South Africa's parliament has voted in favour of a motion to confiscate land owned by white farmers without compensation, following racial grievances dating back decades.
"The time for reconciliation is over," the bill's frontman and leader of the radical opposition party the Economic Freedom Fighters, Julius Malema, told fellow politicians.
"Now is the time for justice.
"We must ensure that we restore the dignity of our people without compensating the criminals who stole our land."
An overwhelming 241 MPs voted in favour of the bill while only 83 voted against. The country's constitution will now likely be amended to include the expropriation of land.
A 2017 government audit found white people own 72 percent of farmland - something Mr Malema has long-promised to reform.
In 2016 he told supporters he was "not calling for the slaughter of white people - at least for now".
Last year more than 70 white farmers were killed in 340 attacks, making farming more dangerous than being a police officer, according to the African News Agency.

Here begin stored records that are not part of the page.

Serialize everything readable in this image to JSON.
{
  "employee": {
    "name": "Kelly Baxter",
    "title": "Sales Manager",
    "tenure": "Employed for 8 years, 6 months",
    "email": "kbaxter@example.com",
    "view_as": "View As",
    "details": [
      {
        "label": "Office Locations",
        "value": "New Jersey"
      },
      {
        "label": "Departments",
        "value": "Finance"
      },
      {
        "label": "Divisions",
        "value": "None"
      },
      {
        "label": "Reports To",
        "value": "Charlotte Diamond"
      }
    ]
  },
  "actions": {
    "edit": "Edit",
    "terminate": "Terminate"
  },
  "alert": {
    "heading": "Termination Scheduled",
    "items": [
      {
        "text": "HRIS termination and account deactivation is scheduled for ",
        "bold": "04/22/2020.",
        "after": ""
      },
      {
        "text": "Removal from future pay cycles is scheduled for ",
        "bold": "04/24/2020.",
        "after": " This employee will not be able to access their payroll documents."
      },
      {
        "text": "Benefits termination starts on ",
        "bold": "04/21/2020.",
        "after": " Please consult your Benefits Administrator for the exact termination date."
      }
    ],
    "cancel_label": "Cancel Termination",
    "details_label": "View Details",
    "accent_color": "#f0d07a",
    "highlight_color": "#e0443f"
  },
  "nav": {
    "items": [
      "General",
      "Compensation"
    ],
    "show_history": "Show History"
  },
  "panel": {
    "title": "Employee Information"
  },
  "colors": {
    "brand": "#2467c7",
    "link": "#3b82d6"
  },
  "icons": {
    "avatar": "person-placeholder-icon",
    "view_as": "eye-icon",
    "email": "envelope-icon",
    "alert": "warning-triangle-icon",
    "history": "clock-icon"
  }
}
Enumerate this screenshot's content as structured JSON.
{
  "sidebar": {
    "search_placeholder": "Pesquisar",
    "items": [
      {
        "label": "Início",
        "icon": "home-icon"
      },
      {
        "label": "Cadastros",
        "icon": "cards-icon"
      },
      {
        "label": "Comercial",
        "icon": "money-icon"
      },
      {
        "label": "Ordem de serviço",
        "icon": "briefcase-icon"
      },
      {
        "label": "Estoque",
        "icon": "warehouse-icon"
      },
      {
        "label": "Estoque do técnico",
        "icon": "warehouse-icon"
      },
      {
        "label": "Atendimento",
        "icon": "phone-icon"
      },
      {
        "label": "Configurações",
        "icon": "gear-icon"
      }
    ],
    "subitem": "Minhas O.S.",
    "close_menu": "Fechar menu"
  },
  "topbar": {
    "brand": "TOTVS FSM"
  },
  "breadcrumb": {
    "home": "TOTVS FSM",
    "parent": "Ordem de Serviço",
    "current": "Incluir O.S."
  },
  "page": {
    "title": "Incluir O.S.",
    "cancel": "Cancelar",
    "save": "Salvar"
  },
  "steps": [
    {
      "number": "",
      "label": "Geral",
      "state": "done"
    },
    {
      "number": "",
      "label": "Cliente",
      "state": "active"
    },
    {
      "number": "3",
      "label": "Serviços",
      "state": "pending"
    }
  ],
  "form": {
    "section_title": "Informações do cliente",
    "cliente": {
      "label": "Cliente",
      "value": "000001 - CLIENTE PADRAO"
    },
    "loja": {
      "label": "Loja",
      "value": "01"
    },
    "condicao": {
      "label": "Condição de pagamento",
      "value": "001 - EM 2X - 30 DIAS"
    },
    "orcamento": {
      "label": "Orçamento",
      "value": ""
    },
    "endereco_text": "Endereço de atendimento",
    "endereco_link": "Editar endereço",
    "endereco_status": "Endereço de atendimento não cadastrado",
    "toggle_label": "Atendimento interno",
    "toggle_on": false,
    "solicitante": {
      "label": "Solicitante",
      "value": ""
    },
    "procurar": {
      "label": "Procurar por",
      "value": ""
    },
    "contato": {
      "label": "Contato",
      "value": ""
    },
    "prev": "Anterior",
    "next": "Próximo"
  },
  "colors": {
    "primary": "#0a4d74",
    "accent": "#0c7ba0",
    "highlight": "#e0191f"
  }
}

African National Congress deputy chief Dorries Eunice Dlakude said the party, which supported an amended version of the motion, "recognises that the current policy instruments, including the willing-buyer, willing-seller policy may be hindering effective land reform".
But leader of the opposing Freedom Front Plus party Pieter Groenewald warned the motion could have consequences.
"If you continue on this course, I can assure you there is going to be unforeseen consequences that [are] not in the interest of South Africa," he told parliament.
Parliament's Constitutional Review Committee will report back to lawmakers on changes the constitution by August 30.